BusinessLIVE reports that the Gauteng High Court (Pretoria) on Friday rejected Discovery’s leave to appeal against a June judgment that the RAF could not be compelled to immediately process medical scheme members’ legitimate claims until the Constitutional Court decides on the dispute between the parties.

‘Discovery has been found to have failed to prove on a balance of probabilities an irreparable loss occasioned by the suspension of the order. Consequently, the argument on the harm being irreparable and the order of final effect refutable. There is therefore no measure of certainty that another court would arrive at a different conclusion,’ Judge Nomsa Khumalo ruled.

Medical schemes have historically submitted claims to the RAF after footing the bill for members injured in road accidents.

However, the RAF rocked the boat when it announced that it would no longer pay for past hospital and medical claims issued by members of medical aid schemes.

Angered by the directive, Discovery dragged the RAF to court.

The court interdicted the RAF from implementing an internal directive to reject all claims for medical expenses where these expenses were paid by medical schemes, not by the claimants.

The RAF then approached the SCA for leave to appeal.

However, it dismissed its application for lack of a prospect of success.

BusinessLIVE notes that the RAF has since approached the Constitutional Court for recourse.

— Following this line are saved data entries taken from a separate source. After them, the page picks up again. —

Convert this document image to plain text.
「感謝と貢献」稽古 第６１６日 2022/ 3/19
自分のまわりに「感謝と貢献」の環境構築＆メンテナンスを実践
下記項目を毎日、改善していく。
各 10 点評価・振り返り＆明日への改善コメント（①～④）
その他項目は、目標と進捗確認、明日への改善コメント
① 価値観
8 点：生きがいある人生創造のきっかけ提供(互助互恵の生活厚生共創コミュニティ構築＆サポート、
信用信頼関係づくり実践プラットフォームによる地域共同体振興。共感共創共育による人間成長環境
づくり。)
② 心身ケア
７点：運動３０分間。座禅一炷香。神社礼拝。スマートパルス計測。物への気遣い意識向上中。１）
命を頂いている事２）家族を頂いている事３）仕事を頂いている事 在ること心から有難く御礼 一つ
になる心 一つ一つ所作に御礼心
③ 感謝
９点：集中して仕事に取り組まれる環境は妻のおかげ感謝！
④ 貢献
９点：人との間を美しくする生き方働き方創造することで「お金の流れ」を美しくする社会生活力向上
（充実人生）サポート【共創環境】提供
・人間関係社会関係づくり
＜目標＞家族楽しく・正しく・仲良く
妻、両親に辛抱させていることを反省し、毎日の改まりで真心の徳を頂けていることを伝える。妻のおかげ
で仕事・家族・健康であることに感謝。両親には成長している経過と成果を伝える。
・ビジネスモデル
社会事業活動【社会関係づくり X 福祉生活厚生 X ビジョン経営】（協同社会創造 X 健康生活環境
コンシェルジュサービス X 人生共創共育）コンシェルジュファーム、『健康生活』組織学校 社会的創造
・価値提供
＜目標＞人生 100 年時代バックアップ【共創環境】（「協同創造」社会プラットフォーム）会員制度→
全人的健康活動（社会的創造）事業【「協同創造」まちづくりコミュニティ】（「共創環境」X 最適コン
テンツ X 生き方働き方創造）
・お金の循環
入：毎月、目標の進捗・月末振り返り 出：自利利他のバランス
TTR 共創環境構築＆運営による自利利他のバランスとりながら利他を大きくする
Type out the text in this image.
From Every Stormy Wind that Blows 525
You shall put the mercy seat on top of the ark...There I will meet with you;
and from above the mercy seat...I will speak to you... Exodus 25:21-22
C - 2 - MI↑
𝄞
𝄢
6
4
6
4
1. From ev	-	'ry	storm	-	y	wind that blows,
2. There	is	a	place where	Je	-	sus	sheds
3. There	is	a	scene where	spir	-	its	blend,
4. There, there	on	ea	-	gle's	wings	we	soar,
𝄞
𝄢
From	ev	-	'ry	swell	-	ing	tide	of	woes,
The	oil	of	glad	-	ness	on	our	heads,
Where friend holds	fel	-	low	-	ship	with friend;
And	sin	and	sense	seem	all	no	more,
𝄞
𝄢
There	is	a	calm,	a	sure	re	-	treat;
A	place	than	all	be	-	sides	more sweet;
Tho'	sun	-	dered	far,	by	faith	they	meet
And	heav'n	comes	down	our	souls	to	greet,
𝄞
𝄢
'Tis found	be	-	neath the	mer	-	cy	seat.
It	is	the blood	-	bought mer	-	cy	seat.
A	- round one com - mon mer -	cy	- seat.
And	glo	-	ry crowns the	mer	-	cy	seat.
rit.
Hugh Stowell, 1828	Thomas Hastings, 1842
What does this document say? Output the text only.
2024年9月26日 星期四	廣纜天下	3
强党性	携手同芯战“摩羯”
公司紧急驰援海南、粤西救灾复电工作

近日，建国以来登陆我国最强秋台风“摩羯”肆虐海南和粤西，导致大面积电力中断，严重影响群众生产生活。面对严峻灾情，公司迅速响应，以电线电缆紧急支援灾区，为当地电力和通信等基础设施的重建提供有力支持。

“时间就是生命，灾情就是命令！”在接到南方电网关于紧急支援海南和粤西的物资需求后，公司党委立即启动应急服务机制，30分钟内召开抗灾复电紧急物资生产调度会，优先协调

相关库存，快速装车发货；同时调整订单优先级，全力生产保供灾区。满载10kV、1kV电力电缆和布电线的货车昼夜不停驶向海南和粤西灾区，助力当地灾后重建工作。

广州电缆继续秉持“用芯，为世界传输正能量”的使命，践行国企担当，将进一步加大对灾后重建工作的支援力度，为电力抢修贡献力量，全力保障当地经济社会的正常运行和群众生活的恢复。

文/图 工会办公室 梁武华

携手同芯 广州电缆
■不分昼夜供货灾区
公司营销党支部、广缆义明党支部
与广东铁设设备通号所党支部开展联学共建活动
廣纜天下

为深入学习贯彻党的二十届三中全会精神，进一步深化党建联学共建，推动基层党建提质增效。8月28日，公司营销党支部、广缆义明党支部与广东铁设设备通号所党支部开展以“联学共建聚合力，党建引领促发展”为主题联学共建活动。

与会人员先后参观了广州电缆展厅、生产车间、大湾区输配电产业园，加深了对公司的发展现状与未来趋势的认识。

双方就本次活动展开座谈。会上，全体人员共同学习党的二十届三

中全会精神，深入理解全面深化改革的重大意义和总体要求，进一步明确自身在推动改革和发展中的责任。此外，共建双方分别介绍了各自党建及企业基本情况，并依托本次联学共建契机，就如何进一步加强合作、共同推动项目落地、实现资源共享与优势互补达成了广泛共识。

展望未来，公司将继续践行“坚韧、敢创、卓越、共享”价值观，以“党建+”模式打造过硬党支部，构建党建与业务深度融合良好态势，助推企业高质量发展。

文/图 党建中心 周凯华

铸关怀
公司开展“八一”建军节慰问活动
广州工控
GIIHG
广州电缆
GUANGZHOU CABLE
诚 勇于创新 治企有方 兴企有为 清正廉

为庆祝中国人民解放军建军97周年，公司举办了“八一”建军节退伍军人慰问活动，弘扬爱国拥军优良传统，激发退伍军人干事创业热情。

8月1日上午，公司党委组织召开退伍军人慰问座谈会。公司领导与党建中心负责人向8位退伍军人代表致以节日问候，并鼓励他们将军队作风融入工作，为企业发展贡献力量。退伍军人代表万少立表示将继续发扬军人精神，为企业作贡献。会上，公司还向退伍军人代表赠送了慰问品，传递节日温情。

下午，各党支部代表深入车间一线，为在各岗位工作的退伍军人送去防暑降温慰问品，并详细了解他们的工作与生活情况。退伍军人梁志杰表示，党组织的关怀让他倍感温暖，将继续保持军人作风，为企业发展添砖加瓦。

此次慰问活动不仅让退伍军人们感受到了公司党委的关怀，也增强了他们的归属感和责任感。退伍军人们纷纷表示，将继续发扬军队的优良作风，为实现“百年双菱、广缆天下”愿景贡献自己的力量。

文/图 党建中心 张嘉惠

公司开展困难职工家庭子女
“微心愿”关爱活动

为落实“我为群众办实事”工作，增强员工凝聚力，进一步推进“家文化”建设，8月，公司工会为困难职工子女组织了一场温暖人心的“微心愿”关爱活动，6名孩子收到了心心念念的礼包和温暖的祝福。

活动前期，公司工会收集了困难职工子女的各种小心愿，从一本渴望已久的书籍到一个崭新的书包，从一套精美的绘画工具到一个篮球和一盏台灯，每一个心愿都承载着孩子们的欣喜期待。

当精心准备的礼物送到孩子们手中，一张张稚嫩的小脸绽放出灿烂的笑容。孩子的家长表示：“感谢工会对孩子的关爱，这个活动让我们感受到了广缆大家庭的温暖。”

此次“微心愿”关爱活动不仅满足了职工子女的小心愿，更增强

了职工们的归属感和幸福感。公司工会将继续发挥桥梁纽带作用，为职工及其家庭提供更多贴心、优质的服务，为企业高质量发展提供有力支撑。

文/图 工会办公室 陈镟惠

Discovery, which claimed medical aids are losing R2m a day due to the RAF’s directive, went back to the High Court seeking an order forcing the fund to immediately resume payments until the apex court decides on its appeal.

The BusinessLIVE report notes that Khumalo also ruled against Discovery in the matter, leading to its appeal – on which she has now poured cold water.

Both Khumalo’s judgments did not touch on the merits of the matter as that would be decided on by the apex court in due course.

That outcome will have an enormous bearing on some of the changes proposed in the draft RAF amendment Bill currently out for public comment, particularly as it relates to medical aid members, whichever way the Constitutional Court rules. 

The RAF welcomed the ruling.

‘The fund continues to call for the protection of medical scheme members against abuse and being put under duress and undue influence. The contributions of the medical schemes could never have been determined with this false premise that medical schemes have a right to coerce its members to claim from social security funds,’ the RAF said in a statement.